Philly cardinal deposed in rape, endangerment case

November 28, 2011 - 5:25 PM

PHILADELPHIA (AP) — A retired Roman Catholic cardinal testified behind closed doors for about three hours Monday as lawyers prepare for a groundbreaking priest-abuse trial in Philadelphia.

Prosecutors deposed Cardinal Anthony Bevilacqua in case he cannot appear for the March trial of three accused priests, an ex-teacher and a church administrator. The deposition was set to resume Tuesday at the cardinal's residence at St. Charles Borromeo Seminary, just outside the city.

Bevilacqua, 88, suffers from cancer and dementia, and church lawyers fought to block his testimony. However, Common Pleas Judge M. Teresa Sarmina deemed him competent Monday after reviewing his medical records and meeting with him Monday morning, her office said.

Monsignor William Lynn, his longtime secretary for clergy, is charged with felony child endangerment and conspiracy for allegedly transferring predator priests without warning new parishes. Lynn, 60, is the first Roman Catholic church official charged in the U.S. for his administrative actions. Three priests and a former teacher are charged with raping boys.

Defense lawyers argue that Lynn was following orders from Bevilacqua, who led the archdiocese from 1988 to 2003. Lynn served as secretary for clergy from 1992 to 2004.

More than a dozen prosecutors, defense lawyers, defendants and court staff were on hand for Bevilacqua's deposition. Given his health problems, it's unclear how much his testimony helped city prosecutors who had sought it. A gag order prevents the parties from publicly discussing the case.

Less than a decade ago, they had grilled Bevilacqua in his 10 separate appearances before the grand jury investigating credible complaints filed against 63 priests in the Philadelphia area.

Bevilacqua's testimony is seen as a key element of the trial, which is set for March 26 and expected to take several months.
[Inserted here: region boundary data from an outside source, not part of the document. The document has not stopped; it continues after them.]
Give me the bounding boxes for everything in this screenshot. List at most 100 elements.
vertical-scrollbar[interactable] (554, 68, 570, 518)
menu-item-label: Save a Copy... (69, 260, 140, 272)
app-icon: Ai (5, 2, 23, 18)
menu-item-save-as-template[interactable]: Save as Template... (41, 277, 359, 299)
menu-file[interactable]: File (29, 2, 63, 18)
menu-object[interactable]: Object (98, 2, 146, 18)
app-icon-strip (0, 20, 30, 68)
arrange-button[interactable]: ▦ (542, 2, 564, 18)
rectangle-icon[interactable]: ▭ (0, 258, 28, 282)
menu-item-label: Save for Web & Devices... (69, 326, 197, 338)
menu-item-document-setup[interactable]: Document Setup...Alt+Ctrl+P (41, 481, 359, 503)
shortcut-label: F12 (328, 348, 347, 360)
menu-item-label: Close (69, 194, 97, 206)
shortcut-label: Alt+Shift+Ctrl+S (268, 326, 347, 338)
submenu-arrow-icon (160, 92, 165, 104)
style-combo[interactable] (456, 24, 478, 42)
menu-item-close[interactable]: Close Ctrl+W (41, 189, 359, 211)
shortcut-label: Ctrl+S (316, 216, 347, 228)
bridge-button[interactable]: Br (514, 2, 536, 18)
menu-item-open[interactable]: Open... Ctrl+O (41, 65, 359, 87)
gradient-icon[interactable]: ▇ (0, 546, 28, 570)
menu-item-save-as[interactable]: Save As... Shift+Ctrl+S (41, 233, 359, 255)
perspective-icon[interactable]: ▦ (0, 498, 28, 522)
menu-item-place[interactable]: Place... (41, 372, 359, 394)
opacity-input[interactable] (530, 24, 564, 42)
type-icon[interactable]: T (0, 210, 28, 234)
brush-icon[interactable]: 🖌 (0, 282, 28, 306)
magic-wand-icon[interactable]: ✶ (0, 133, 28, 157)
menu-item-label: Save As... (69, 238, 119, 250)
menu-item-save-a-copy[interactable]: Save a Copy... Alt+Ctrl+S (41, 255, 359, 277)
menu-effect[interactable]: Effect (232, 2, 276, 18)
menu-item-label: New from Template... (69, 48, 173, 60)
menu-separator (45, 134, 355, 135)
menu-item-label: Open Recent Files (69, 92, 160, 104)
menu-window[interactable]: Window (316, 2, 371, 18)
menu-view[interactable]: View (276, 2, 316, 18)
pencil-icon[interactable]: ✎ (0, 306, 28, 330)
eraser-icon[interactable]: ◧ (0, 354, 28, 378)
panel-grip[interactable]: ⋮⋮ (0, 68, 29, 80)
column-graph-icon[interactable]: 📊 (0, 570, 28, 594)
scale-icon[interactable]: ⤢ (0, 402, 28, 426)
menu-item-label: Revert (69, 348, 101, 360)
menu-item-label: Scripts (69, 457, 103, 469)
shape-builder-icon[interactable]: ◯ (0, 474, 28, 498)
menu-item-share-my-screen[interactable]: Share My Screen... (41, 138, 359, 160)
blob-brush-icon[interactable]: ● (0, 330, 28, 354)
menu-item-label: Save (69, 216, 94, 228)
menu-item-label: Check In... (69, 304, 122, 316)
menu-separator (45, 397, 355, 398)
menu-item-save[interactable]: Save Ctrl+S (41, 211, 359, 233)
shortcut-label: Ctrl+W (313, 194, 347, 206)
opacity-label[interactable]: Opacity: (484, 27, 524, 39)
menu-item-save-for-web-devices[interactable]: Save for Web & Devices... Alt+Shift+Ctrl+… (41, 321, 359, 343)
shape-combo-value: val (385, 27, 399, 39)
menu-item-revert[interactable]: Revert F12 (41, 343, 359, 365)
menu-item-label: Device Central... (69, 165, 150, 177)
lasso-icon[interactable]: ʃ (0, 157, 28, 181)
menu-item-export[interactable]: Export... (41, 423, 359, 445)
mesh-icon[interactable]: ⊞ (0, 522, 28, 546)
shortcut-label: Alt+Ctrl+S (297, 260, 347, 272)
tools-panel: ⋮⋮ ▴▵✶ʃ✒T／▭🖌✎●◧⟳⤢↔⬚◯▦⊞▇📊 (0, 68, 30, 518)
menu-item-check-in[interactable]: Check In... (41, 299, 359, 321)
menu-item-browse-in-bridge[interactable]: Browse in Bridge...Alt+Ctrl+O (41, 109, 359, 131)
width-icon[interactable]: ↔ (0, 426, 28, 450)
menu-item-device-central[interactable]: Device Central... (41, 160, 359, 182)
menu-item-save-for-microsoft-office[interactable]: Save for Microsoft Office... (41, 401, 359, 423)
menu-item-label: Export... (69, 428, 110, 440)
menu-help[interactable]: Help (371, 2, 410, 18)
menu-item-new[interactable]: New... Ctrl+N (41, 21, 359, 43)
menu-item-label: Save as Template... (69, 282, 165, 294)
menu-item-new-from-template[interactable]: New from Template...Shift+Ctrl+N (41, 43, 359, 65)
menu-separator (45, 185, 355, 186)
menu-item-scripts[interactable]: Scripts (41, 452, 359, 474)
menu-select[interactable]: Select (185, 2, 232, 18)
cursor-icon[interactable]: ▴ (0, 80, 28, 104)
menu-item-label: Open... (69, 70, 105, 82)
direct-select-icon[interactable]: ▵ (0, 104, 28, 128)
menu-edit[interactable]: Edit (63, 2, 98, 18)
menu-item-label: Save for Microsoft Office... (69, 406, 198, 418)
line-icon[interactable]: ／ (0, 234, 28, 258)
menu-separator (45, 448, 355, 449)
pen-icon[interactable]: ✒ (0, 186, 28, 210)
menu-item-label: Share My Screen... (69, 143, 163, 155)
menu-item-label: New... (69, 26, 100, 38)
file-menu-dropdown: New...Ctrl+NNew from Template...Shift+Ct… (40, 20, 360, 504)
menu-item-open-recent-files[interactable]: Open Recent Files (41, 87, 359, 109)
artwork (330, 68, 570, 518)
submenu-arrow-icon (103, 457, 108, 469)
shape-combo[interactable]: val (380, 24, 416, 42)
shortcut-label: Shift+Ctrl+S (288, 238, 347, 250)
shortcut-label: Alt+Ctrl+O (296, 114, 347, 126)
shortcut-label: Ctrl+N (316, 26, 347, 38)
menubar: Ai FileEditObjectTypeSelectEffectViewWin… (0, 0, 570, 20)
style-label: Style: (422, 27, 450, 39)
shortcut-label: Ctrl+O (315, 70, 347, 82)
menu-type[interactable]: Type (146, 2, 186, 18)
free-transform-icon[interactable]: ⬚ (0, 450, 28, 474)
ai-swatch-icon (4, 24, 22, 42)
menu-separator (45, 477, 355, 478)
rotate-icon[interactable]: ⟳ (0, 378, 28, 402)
Another key pretrial issue is the scope of evidence that will be allowed. Prosecutors want to include Lynn's handling of a broad swath of child-abuse complaints against priests, to try to show a pattern of wrongdoing. Lynn's lawyers want to limit the evidence to the three priests on trial with him.

They are the Rev. Charles Engelhardt, 64, the Rev. James Brennan, 48, and former priest Edward Avery, 69, along with former teacher Bernard Shero, 48. All of them have denied the charges.

Engelhardt, Avery and Shero are accused of raping the same child, starting when the victim was a 10-year-old altar boy in northeast Philadelphia, according to the February grand jury report. Brennan is charged with raping a 14-year-old boy from a suburban parish.